View From the Legislature

Time For Long-Gun Registry To Go

  • Kelvin Goertzen, Author
  • Member of the Legislative Assembly, Steinbach

This past Tuesday the federal Conservative government introduced legislation that will eliminate the long-gun registry in Canada. This is a long overdue measure and with the federal government having a majority in Parliament, the legislation is expected to pass and the long-gun registry will be no more.

From the beginning, the long-gun registry missed the target. While the federal Liberals, who created the registry, said that the billions of dollars that were being spent on the program would make for a safer country, it failed to target those who were actually committing crimes. What it did was penalize and make criminals out of farmers, duck-hunters and other law-abiding citizens.

The common sense reality that Canadians always understood is that criminals don’t register their guns. The billions of dollars that were spent on the long-gun registry would always have been better used supporting our police and targeting those who use weapons while committing crimes.

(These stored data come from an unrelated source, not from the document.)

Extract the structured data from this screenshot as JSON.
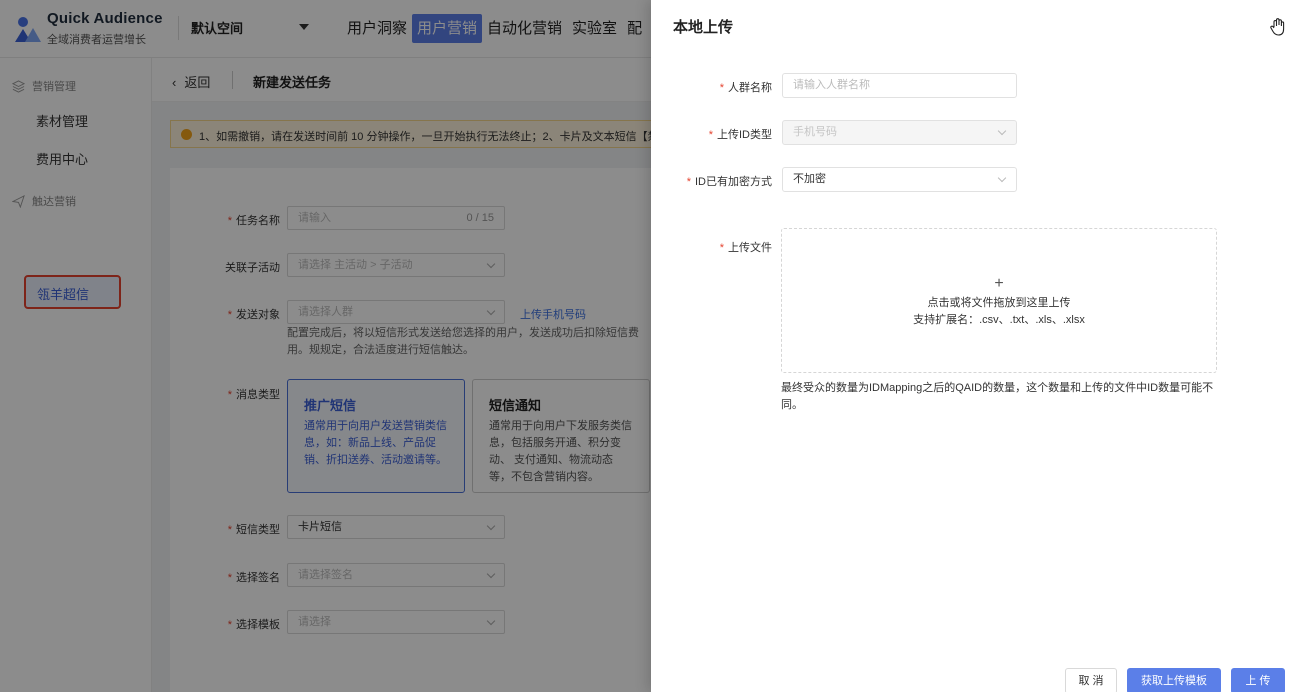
{
  "app": {
    "name": "Quick Audience",
    "subtitle": "全域消费者运营增长",
    "workspace": "默认空间",
    "nav": [
      "用户洞察",
      "用户营销",
      "自动化营销",
      "实验室",
      "配"
    ],
    "nav_active_index": 1
  },
  "sidebar": {
    "groups": [
      {
        "label": "营销管理",
        "icon": "layers-icon",
        "items": [
          "素材管理",
          "费用中心"
        ]
      },
      {
        "label": "触达营销",
        "icon": "send-icon",
        "items": [
          "瓴羊超信"
        ]
      }
    ],
    "active_item": "瓴羊超信"
  },
  "page": {
    "back_label": "返回",
    "title": "新建发送任务",
    "notice": "1、如需撤销，请在发送时间前 10 分钟操作，一旦开始执行无法终止；2、卡片及文本短信【禁",
    "form": {
      "task_name_label": "任务名称",
      "task_name_placeholder": "请输入",
      "task_name_count": "0 / 15",
      "related_activity_label": "关联子活动",
      "related_activity_placeholder": "请选择 主活动 > 子活动",
      "target_label": "发送对象",
      "target_placeholder": "请选择人群",
      "upload_phone_link": "上传手机号码",
      "target_hint": "配置完成后，将以短信形式发送给您选择的用户，发送成功后扣除短信费用。规规定，合法适度进行短信触达。",
      "msg_type_label": "消息类型",
      "msg_types": [
        {
          "title": "推广短信",
          "desc": "通常用于向用户发送营销类信息，如：新品上线、产品促销、折扣送券、活动邀请等。"
        },
        {
          "title": "短信通知",
          "desc": "通常用于向用户下发服务类信息，包括服务开通、积分变动、 支付通知、物流动态等，不包含营销内容。"
        }
      ],
      "sms_type_label": "短信类型",
      "sms_type_value": "卡片短信",
      "signature_label": "选择签名",
      "signature_placeholder": "请选择签名",
      "template_label": "选择模板",
      "template_placeholder": "请选择"
    }
  },
  "drawer": {
    "title": "本地上传",
    "close_icon": "close-icon",
    "fields": {
      "crowd_name_label": "人群名称",
      "crowd_name_placeholder": "请输入人群名称",
      "id_type_label": "上传ID类型",
      "id_type_value": "手机号码",
      "encryption_label": "ID已有加密方式",
      "encryption_value": "不加密",
      "file_label": "上传文件"
    },
    "upload": {
      "plus": "+",
      "line1": "点击或将文件拖放到这里上传",
      "line2": "支持扩展名：.csv、.txt、.xls、.xlsx"
    },
    "note": "最终受众的数量为IDMapping之后的QAID的数量，这个数量和上传的文件中ID数量可能不同。",
    "buttons": {
      "cancel": "取 消",
      "get_template": "获取上传模板",
      "upload": "上 传"
    }
  },
  "colors": {
    "primary": "#5b7fe8",
    "required": "#e5432f",
    "highlight_border": "#e5432f",
    "notice_bg": "#fdf3dc"
  }
}
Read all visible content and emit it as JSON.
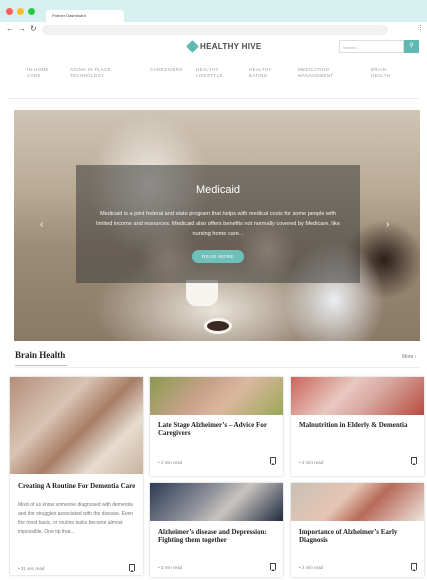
{
  "browser": {
    "tab_title": "Partner Dashboard",
    "back_icon": "arrow-left",
    "forward_icon": "arrow-right",
    "reload_icon": "reload",
    "menu_icon": "kebab"
  },
  "header": {
    "logo_text": "HEALTHY HIVE",
    "search_placeholder": "Search..."
  },
  "menu": {
    "items": [
      {
        "line1": "IN-HOME",
        "line2": "CARE"
      },
      {
        "line1": "AGING IN PLACE",
        "line2": "TECHNOLOGY"
      },
      {
        "line1": "CAREGIVERS",
        "line2": ""
      },
      {
        "line1": "HEALTHY",
        "line2": "LIFESTYLE"
      },
      {
        "line1": "HEALTHY",
        "line2": "EATING"
      },
      {
        "line1": "MEDICATION",
        "line2": "MANAGEMENT"
      },
      {
        "line1": "BRAIN",
        "line2": "HEALTH"
      }
    ]
  },
  "hero": {
    "title": "Medicaid",
    "text": "Medicaid is a joint federal and state program that helps with medical costs for some people with limited income and resources. Medicaid also offers benefits not normally covered by Medicare, like nursing home care...",
    "button_label": "READ MORE"
  },
  "section": {
    "title": "Brain Health",
    "more_label": "More  ›"
  },
  "cards": [
    {
      "title": "Creating A Routine For Dementia Care",
      "desc": "Most of us know someone diagnosed with dementia and the struggles associated with the disease. Even the most basic, or routine tasks become almost impossible. One tip that...",
      "read": "• 31 sec read"
    },
    {
      "title": "Late Stage Alzheimer’s – Advice For Caregivers",
      "desc": "",
      "read": "• 2 min read"
    },
    {
      "title": "Malnutrition in Elderly & Dementia",
      "desc": "",
      "read": "• 2 min read"
    },
    {
      "title": "Alzheimer’s disease and Depression: Fighting them together",
      "desc": "",
      "read": "• 3 min read"
    },
    {
      "title": "Importance of Alzheimer’s Early Diagnosis",
      "desc": "",
      "read": "• 2 min read"
    }
  ],
  "colors": {
    "accent": "#5fb8b2",
    "chrome": "#d6f0f0"
  }
}
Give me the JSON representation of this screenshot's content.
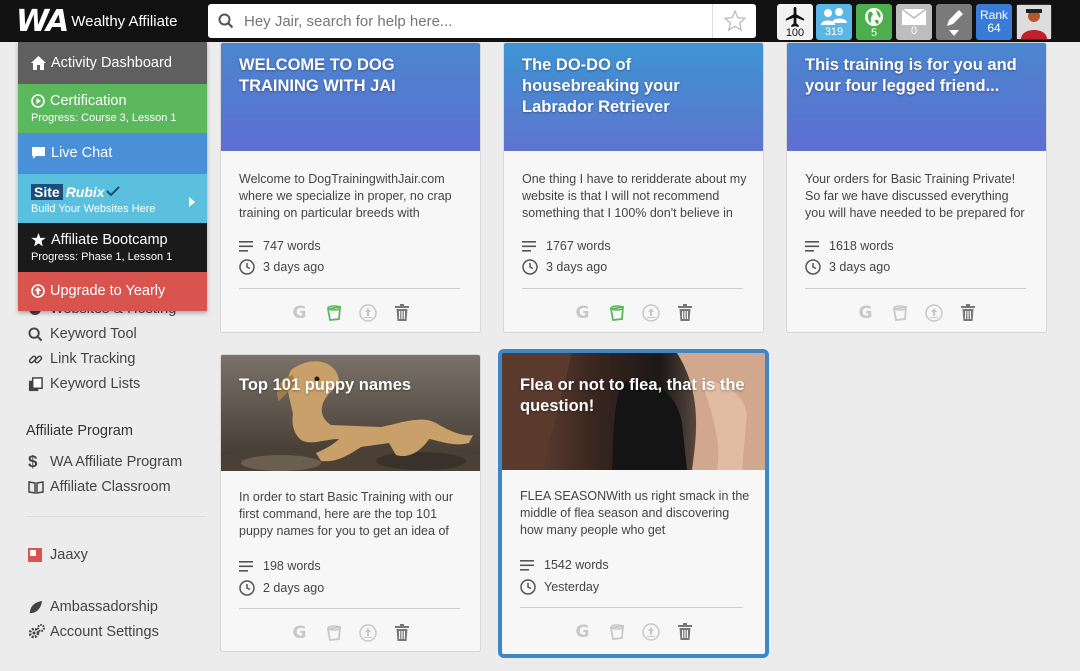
{
  "brand": {
    "name": "Wealthy Affiliate",
    "mark": "WA"
  },
  "search": {
    "placeholder": "Hey Jair, search for help here..."
  },
  "toolbar": {
    "flight_count": "100",
    "users_count": "319",
    "globe_count": "5",
    "mail_count": "0",
    "rank_label": "Rank",
    "rank_value": "64"
  },
  "colors": {
    "green": "#5cb85c",
    "blue": "#4a90d9",
    "teal": "#5bc0de",
    "red": "#d9534f",
    "rank": "#3a7bd5",
    "selected_border": "#3b87c8"
  },
  "dropdown": {
    "activity": "Activity Dashboard",
    "certification": "Certification",
    "certification_progress": "Progress: Course 3, Lesson 1",
    "live_chat": "Live Chat",
    "siterubix_site": "Site",
    "siterubix_rubix": "Rubix",
    "siterubix_sub": "Build Your Websites Here",
    "bootcamp": "Affiliate Bootcamp",
    "bootcamp_progress": "Progress: Phase 1, Lesson 1",
    "upgrade": "Upgrade to Yearly"
  },
  "sidebar": {
    "hidden_item": "Websites & Hosting",
    "keyword_tool": "Keyword Tool",
    "link_tracking": "Link Tracking",
    "keyword_lists": "Keyword Lists",
    "affiliate_section": "Affiliate Program",
    "wa_affiliate": "WA Affiliate Program",
    "affiliate_classroom": "Affiliate Classroom",
    "jaaxy": "Jaaxy",
    "ambassadorship": "Ambassadorship",
    "account_settings": "Account Settings"
  },
  "cards": [
    {
      "title": "WELCOME TO DOG TRAINING WITH JAI",
      "excerpt": "Welcome to DogTrainingwithJair.com where we specialize in proper, no crap training on particular breeds with",
      "words": "747 words",
      "time": "3 days ago"
    },
    {
      "title": "The DO-DO of housebreaking your Labrador Retriever",
      "excerpt": "One thing I have to reridderate about my website is that I will not recommend something that I 100% don't believe in",
      "words": "1767 words",
      "time": "3 days ago"
    },
    {
      "title": "This training is for you and your four legged friend...",
      "excerpt": "Your orders for Basic Training Private! So far we have discussed everything you will have needed to be prepared for",
      "words": "1618 words",
      "time": "3 days ago"
    },
    {
      "title": "Top 101 puppy names",
      "excerpt": "In order to start Basic Training with our first command, here are the top 101 puppy names for you to get an idea of",
      "words": "198 words",
      "time": "2 days ago"
    },
    {
      "title": "Flea or not to flea, that is the question!",
      "excerpt": "FLEA SEASONWith us right smack in the middle of flea season and discovering how many people who get",
      "words": "1542 words",
      "time": "Yesterday"
    }
  ]
}
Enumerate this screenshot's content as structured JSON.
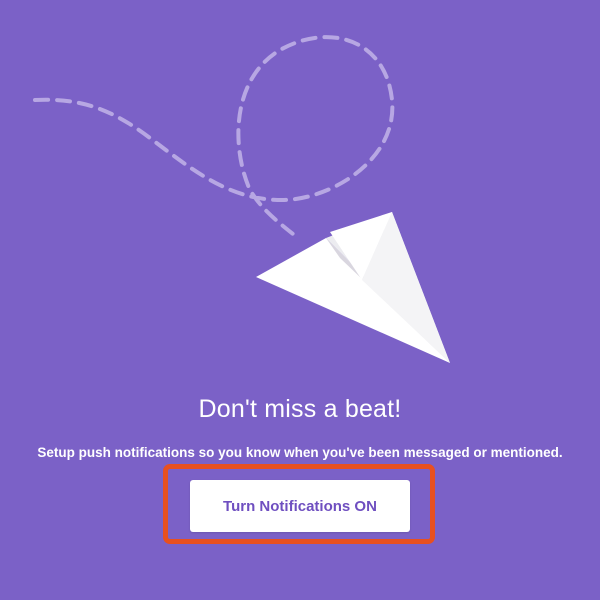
{
  "onboarding": {
    "headline": "Don't miss a beat!",
    "subtext": "Setup push notifications so you know when you've been messaged or mentioned.",
    "cta_label": "Turn Notifications ON"
  },
  "theme": {
    "background": "#7b61c7",
    "button_text_color": "#6f4fc0",
    "highlight_color": "#e8501f"
  },
  "illustration": {
    "icon": "paper-plane-icon",
    "trail": "dashed-flight-path"
  }
}
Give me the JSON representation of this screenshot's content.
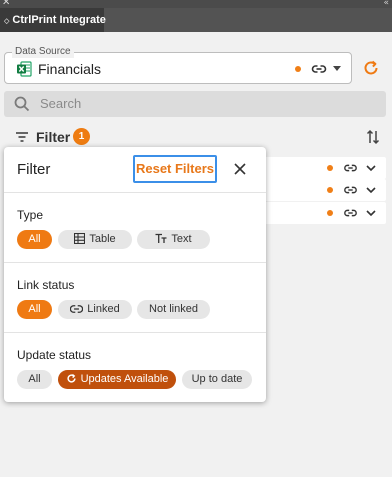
{
  "window": {
    "close_glyph": "✕",
    "collapse_glyph": "«",
    "tab_grip": "◇",
    "tab_label": "CtrlPrint Integrate"
  },
  "data_source": {
    "legend": "Data Source",
    "value": "Financials",
    "icon": "excel-icon",
    "status_color": "#f07f17"
  },
  "search": {
    "placeholder": "Search"
  },
  "filter_bar": {
    "label": "Filter",
    "count": "1"
  },
  "rows": [
    {
      "status": "dot"
    },
    {
      "status": "dot"
    },
    {
      "status": "dot"
    }
  ],
  "filter_popup": {
    "title": "Filter",
    "reset_label": "Reset Filters",
    "sections": [
      {
        "title": "Type",
        "options": [
          {
            "label": "All",
            "selected": true
          },
          {
            "label": "Table",
            "icon": "table-icon"
          },
          {
            "label": "Text",
            "icon": "text-icon"
          }
        ]
      },
      {
        "title": "Link status",
        "options": [
          {
            "label": "All",
            "selected": true
          },
          {
            "label": "Linked",
            "icon": "link-icon"
          },
          {
            "label": "Not linked"
          }
        ]
      },
      {
        "title": "Update status",
        "options": [
          {
            "label": "All"
          },
          {
            "label": "Updates Available",
            "icon": "refresh-icon",
            "selected": true
          },
          {
            "label": "Up to date"
          }
        ]
      }
    ]
  },
  "colors": {
    "accent": "#ef7a13",
    "accent_dark": "#c0500c",
    "focus": "#3b8fe8"
  }
}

Perhaps this is no more evident than in the province of Manitoba and the City of Winnipeg. For the past number of years violent crime has been on the increase in the City of Winnipeg and in particular violence involving guns. It has become apparent that handguns, for example, are one of the currencies that gangs trade in and the level of gang related violence involving handguns has increased.

The registration of long-guns has done nothing to stem the growing violence in Winnipeg and in fact the violence has worsened. Clearly, criminals are not registering their weapons.

What is needed is a renewed focus on those individuals who use guns in the commission of crimes and their illegal weapons. For example, Manitoba would benefit from having an integrated weapons enforcement unit that tracks the trade and flow of illegal weapons that are destined for the hands of criminals. The flow of these illegal weapons into Manitoba and on the streets of Winnipeg is creating a growing danger for Manitobans. As well, the focus should be on the individuals who are committing crimes with guns. This week I repeated a call in the Legislature for strict and tough sentence recommendations for crimes that involve the use of a weapon.

Ultimately, part of the solution to the growing violence in our province is taking more seriously crimes that involve weapons and going more aggressively after illegal weapons that gangs are trading in. That is where government resources should be directed.

It never made sense to make criminals out of law-abiding farmers, hunters and sport-shooters. The end of the long-gun registry will end an experiment that may have begun with honourable intentions, but which always was destined to fail.